Summary of the Oregon State of the State Address

Summary of the Oregon State of the State Address

Term-limited Oregon Governor Ted Kulogonski used his final state of the state speech to look back on his eight years in office — a period, he noted, that covered not one but two recessions. But Kulongoski, a Democrat, also April 2 called on lawmakers to take a longer view of the state's finances and make decisions to avoid what he called a "budgetary cliff" caused by the end of federal stimulus dollars and the exhaustion of the state's rainy day fund.

 Oregon is one of five states with no statewide sales tax and it relies more heavily than any other state on its residents' income tax payments for revenue, according to a 2009 analysis by the Tax Foundation.
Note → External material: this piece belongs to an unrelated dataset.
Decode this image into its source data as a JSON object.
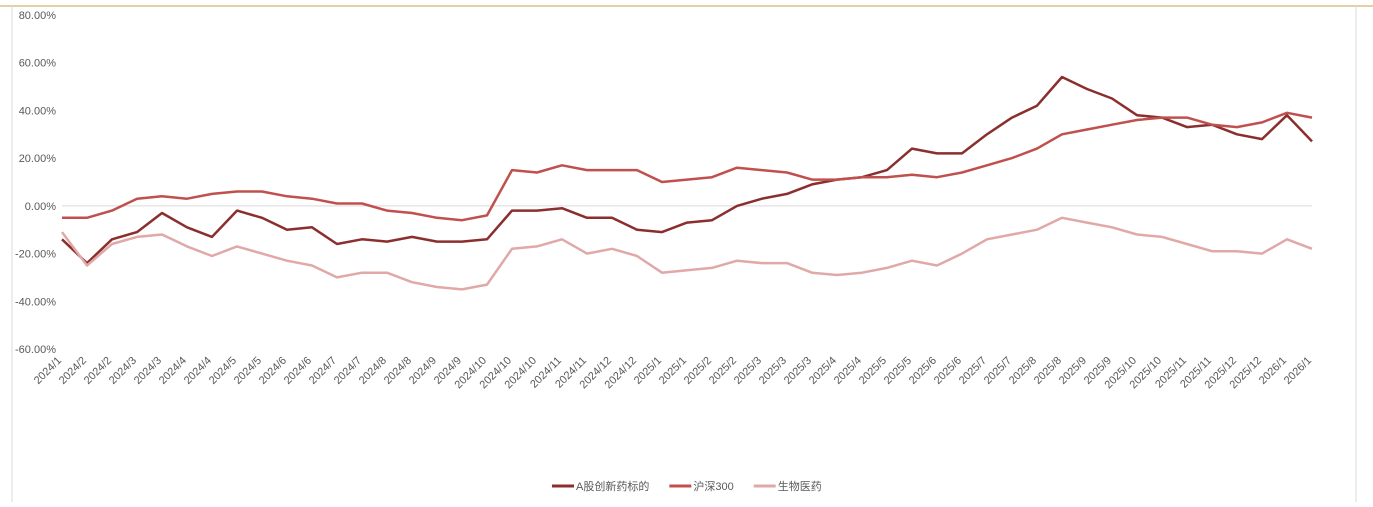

The surest way, Kulongoski said, the state can avoid future budget shortfalls as severe as those experienced during the current recession is to "stabilize state revenue." To do so, he again called for reforming the state's unique "kicker" law, which provides rebates to taxpayers when state revenues exceed expectations by 2 percent or more.

 The kicker law, Kulongoski said, prevents the state from saving when times are good and leaves it vulnerable when times are bad, and he pushed for changes that would allow the state to sock away excess revenue. The system as it currently stands "is much like a weather forecaster on July 1, 2011, predicting the temperature on July 1, 2013," he said. "And if you miss it by more than two degrees, we shoot you!"

 Kicker reform was a no-go in the 2010 Legislature, with Democratic leaders reluctant to take action on a major tax proposal just days after voters approved $733 million in new personal and corporate income taxes in a highly divisive statewide campaign. But Kulongoski pushed forcefully for future legislatures — and all gubernatorial candidates — to back kicker reform for the good of the state. "It should be a litmus test for anyone who wants to be the next governor of Oregon," he said.

 The governor also called for savings on the spending side of Oregon government by consolidating and eliminating ineffective programs, though he did not single out specific programs. A panel of public and private officials is set to release recommendations to Kulongoski in June about how state government can find more efficiencies.